Small high schools don’t necessarily provide better learning environments than large schools, finds a new study from the Institute for Education and Social Policy published online in Economics of Education Review.
“Our results challenge the conventional wisdom that the higher academic performance of students in small schools is driven by a better learning environment,” said Leanna Stiefel, professor of economics at NYU Wagner and Steinhardt and associate director of the Institute for Education and Social Policy.
Over the past two decades, high school reform has been characterized by a belief that “smaller is better.” Behind the link between school size and academic outcomes is the belief that small schools provide a better learning environment than large schools, promoting safety, motivation, and a sense of connectedness that fosters student learning.

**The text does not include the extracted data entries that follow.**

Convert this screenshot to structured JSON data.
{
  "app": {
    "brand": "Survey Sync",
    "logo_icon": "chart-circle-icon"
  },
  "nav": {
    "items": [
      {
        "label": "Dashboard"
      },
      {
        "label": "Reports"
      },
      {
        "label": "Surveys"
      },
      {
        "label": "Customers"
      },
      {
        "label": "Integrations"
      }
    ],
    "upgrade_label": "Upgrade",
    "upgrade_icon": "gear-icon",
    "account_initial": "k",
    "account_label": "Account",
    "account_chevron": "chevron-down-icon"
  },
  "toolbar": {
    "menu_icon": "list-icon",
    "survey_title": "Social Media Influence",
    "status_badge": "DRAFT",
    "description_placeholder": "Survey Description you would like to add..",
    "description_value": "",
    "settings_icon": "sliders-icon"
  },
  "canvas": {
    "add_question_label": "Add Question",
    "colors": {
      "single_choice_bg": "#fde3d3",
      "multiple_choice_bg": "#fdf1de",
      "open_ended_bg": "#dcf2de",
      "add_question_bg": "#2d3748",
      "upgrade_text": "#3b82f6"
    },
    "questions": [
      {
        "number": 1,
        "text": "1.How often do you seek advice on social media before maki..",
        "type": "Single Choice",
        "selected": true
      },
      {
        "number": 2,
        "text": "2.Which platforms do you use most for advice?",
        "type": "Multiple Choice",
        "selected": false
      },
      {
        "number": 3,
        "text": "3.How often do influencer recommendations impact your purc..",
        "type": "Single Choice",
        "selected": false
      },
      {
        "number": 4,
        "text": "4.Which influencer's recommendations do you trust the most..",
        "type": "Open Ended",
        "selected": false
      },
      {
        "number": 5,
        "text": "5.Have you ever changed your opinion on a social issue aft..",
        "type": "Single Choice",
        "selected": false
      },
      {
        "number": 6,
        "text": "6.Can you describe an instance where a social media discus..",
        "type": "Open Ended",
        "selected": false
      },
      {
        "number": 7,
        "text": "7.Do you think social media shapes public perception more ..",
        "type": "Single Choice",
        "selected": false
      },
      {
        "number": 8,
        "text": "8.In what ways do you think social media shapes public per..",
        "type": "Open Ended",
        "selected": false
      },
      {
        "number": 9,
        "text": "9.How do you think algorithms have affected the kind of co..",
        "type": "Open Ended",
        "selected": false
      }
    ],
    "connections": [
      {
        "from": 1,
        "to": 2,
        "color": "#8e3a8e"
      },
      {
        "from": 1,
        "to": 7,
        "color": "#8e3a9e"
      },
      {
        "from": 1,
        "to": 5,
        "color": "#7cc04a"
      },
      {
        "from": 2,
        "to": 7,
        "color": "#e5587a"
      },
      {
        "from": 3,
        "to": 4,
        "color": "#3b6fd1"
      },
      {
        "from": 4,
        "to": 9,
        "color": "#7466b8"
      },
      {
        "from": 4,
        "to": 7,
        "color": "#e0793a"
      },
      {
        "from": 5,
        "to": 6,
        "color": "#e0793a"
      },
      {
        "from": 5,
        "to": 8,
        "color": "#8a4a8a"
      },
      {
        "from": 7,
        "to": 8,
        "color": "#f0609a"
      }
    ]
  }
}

However, there is little evidence showing that small schools lead to better learning environments. Moreover, recent studies in New York City have shown that students attending newly created small schools do better academically relative to students attending both large and older established small schools.
In their study, the researchers explored the impact of attending large versus small high schools on students’ learning environments, considering the differences between small New York City high schools formed in two different eras with different missions and resources.

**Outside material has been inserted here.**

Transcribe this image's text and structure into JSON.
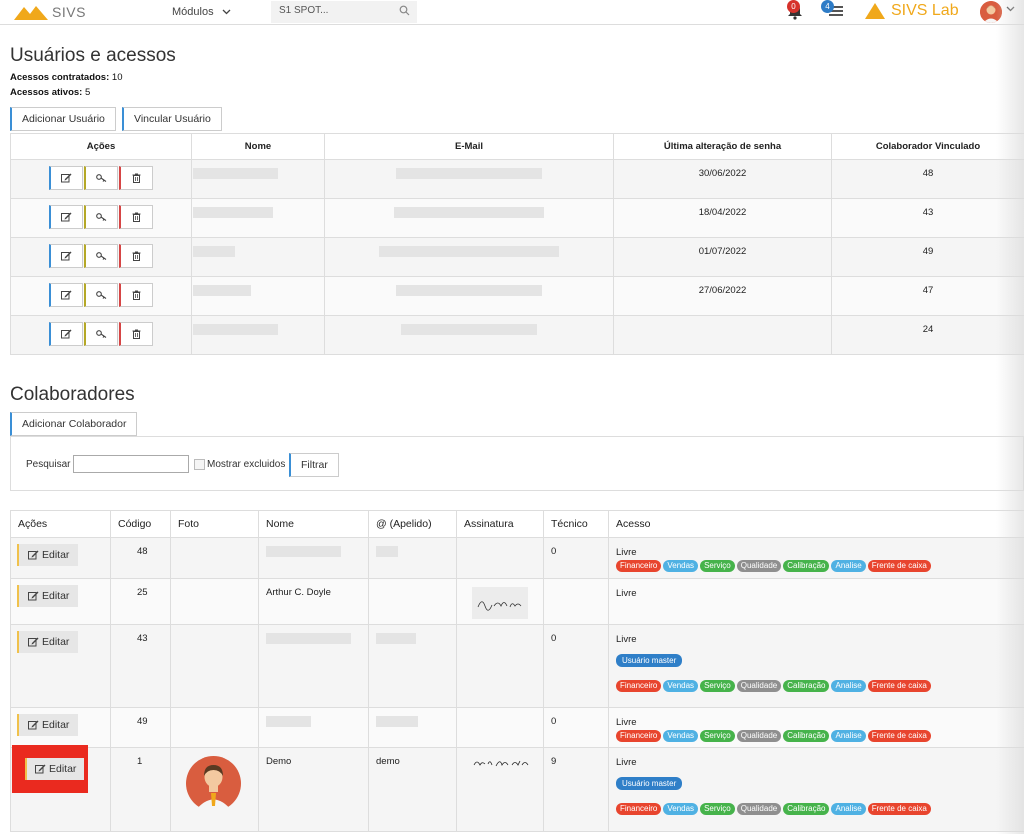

The researchers use a unique data set of school and student-level data from New York City public high school students entering ninth grade in 2008-09 and 2009-10 to examine students’ attitudes about school learning environments along three dimensions: interpersonal relationships, academic expectations and support, and social behavior and safety.

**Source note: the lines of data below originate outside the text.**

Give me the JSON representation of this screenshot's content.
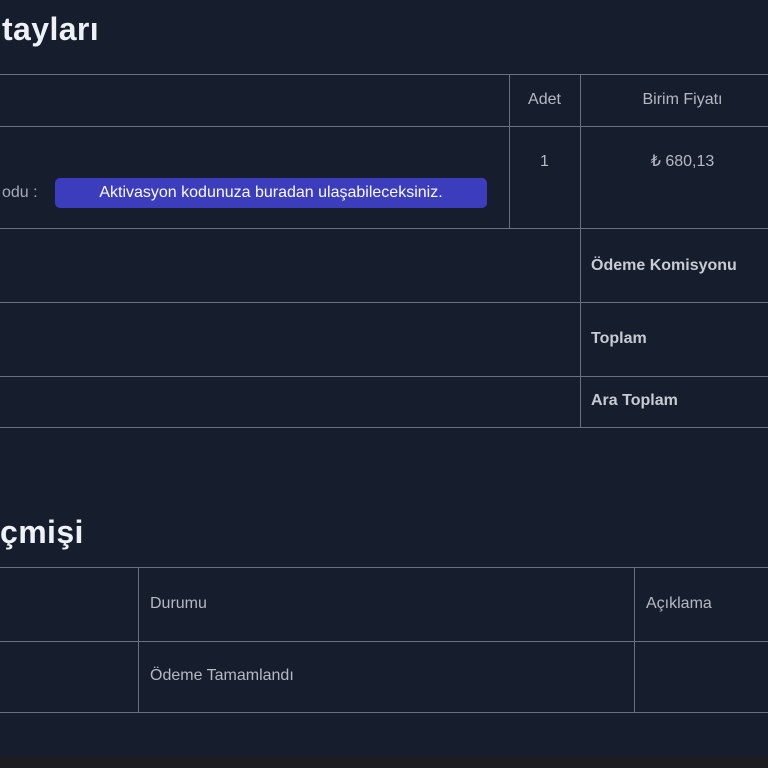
{
  "order_details": {
    "title_fragment": "tayları",
    "table": {
      "headers": {
        "quantity": "Adet",
        "unit_price": "Birim Fiyatı"
      },
      "item": {
        "quantity": "1",
        "unit_price": "₺ 680,13",
        "activation_label_fragment": "odu :",
        "activation_link_text": "Aktivasyon kodunuza buradan ulaşabileceksiniz."
      },
      "summary_rows": [
        {
          "label": "Ödeme Komisyonu"
        },
        {
          "label": "Toplam"
        },
        {
          "label": "Ara Toplam"
        }
      ]
    }
  },
  "payment_history": {
    "title_fragment": "çmişi",
    "table": {
      "headers": {
        "status": "Durumu",
        "description": "Açıklama"
      },
      "rows": [
        {
          "status": "Ödeme Tamamlandı",
          "description": ""
        }
      ]
    }
  },
  "colors": {
    "background": "#161d2d",
    "accent_link_pill": "#3c3dbd",
    "table_border": "#69707f",
    "bottom_strip": "#1d1d21"
  }
}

Results show that a better learning environment may not be an inevitable by-product of small school size. The researchers found that students who attend small schools – both old and new – perceive better learning environments than students at large schools. However, using distance from a school to understand school attendance, the findings suggest that those positive perceptions are driven by students choosing certain high schools. As a result, the researchers found no statistically significant difference between small and large schools.
“Our findings are consistent with the possibility that small schools may simply attract students who have higher regard for their learning environments or are predisposed to report satisfaction with their schools,” said Amy Ellen Schwartz, director of the NYU Institute for Education and Social Policy and Daniel Patrick Moynihan Chair in Public Affairs at Syracuse University’s Maxwell School of Citizenship and Public Affairs.